Digital document management revolutionizes the management of information and provides the ability to rapidly find, retrieve, and share all the documents in your repository. So what is digital document management and how does it works? What are the essential components of an enterprise-level digital document management system, and the technical issues you must consider?
Digital Document Management
The process of digital document management begins with the conversion of paper or other documents into digitized images. These images can be easily organized and quickly retrieved, indexed, and archived. When files are scanned or electronically converted, a high-resolution digital copy is stored on a hard drive or optical disc. Templates, or electronic index cards, can associate information, such as author, reference number, date created, or key words, with a document. Files can still be viewed, printed, shared, and stored. Which documents users can read and what actions they can perform on these documents depend on the level of security that the system administrator has assigned to them.

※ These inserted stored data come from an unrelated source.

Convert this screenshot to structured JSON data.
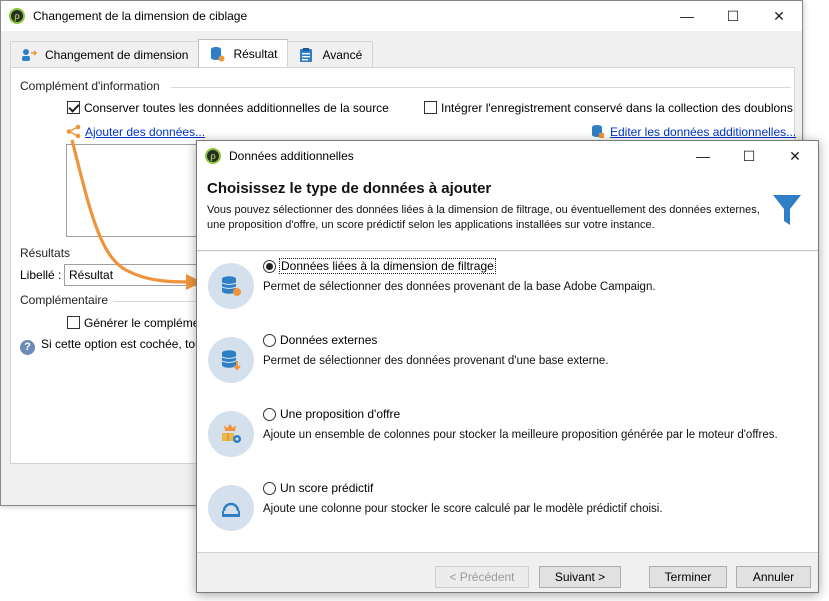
{
  "back_window": {
    "title": "Changement de la dimension de ciblage",
    "controls": {
      "minimize": "—",
      "maximize": "☐",
      "close": "✕"
    },
    "tabs": [
      {
        "label": "Changement de dimension"
      },
      {
        "label": "Résultat"
      },
      {
        "label": "Avancé"
      }
    ],
    "complement_section": "Complément d'information",
    "keep_data_checkbox": "Conserver toutes les données additionnelles de la source",
    "integrate_checkbox": "Intégrer l'enregistrement conservé dans la collection des doublons",
    "add_data_link": "Ajouter des données...",
    "edit_data_link": "Editer les données additionnelles...",
    "results_section": "Résultats",
    "label_field_label": "Libellé :",
    "label_field_value": "Résultat",
    "complementary_section": "Complémentaire",
    "generate_checkbox": "Générer le compléme",
    "info_text": "Si cette option est cochée, tou"
  },
  "dialog": {
    "title": "Données additionnelles",
    "controls": {
      "minimize": "—",
      "maximize": "☐",
      "close": "✕"
    },
    "heading": "Choisissez le type de données à ajouter",
    "description": "Vous pouvez sélectionner des données liées à la dimension de filtrage, ou éventuellement des données externes, une proposition d'offre, un score prédictif selon les applications installées sur votre instance.",
    "options": [
      {
        "title": "Données liées à la dimension de filtrage",
        "description": "Permet de sélectionner des données provenant de la base Adobe Campaign.",
        "selected": true,
        "icon": "database-icon"
      },
      {
        "title": "Données externes",
        "description": "Permet de sélectionner des données provenant d'une base externe.",
        "selected": false,
        "icon": "external-database-icon"
      },
      {
        "title": "Une proposition d'offre",
        "description": "Ajoute un ensemble de colonnes pour stocker la meilleure proposition générée par le moteur d'offres.",
        "selected": false,
        "icon": "offer-icon"
      },
      {
        "title": "Un score prédictif",
        "description": "Ajoute une colonne pour stocker le score calculé par le modèle prédictif choisi.",
        "selected": false,
        "icon": "predictive-score-icon"
      }
    ],
    "buttons": {
      "previous": "< Précédent",
      "next": "Suivant >",
      "finish": "Terminer",
      "cancel": "Annuler"
    }
  },
  "colors": {
    "link": "#0033cc",
    "accent_orange": "#f0943c",
    "icon_blue": "#2f7fc6",
    "icon_circle_bg": "#d4e1ec"
  }
}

Digital document management represents a significant advance over storing information on paper. No longer just ink on a page, the document becomes active content after processing by Optical Character Recognition (OCR) technology. A document management system should offer effective search tools for document retrieval, including full-text search, template field searches, and a visual filing scheme that permits users to browse for documents. The best systems will allow you to find documents using a combination of all three methods.
Document management leverages the value of paper documents. Files can still be viewed, printed, shared, and stored, but with digital document management, these files have the enormous advantage of having active content. You can easily search files with active content, and you can create workflow rules to automatically route files to users.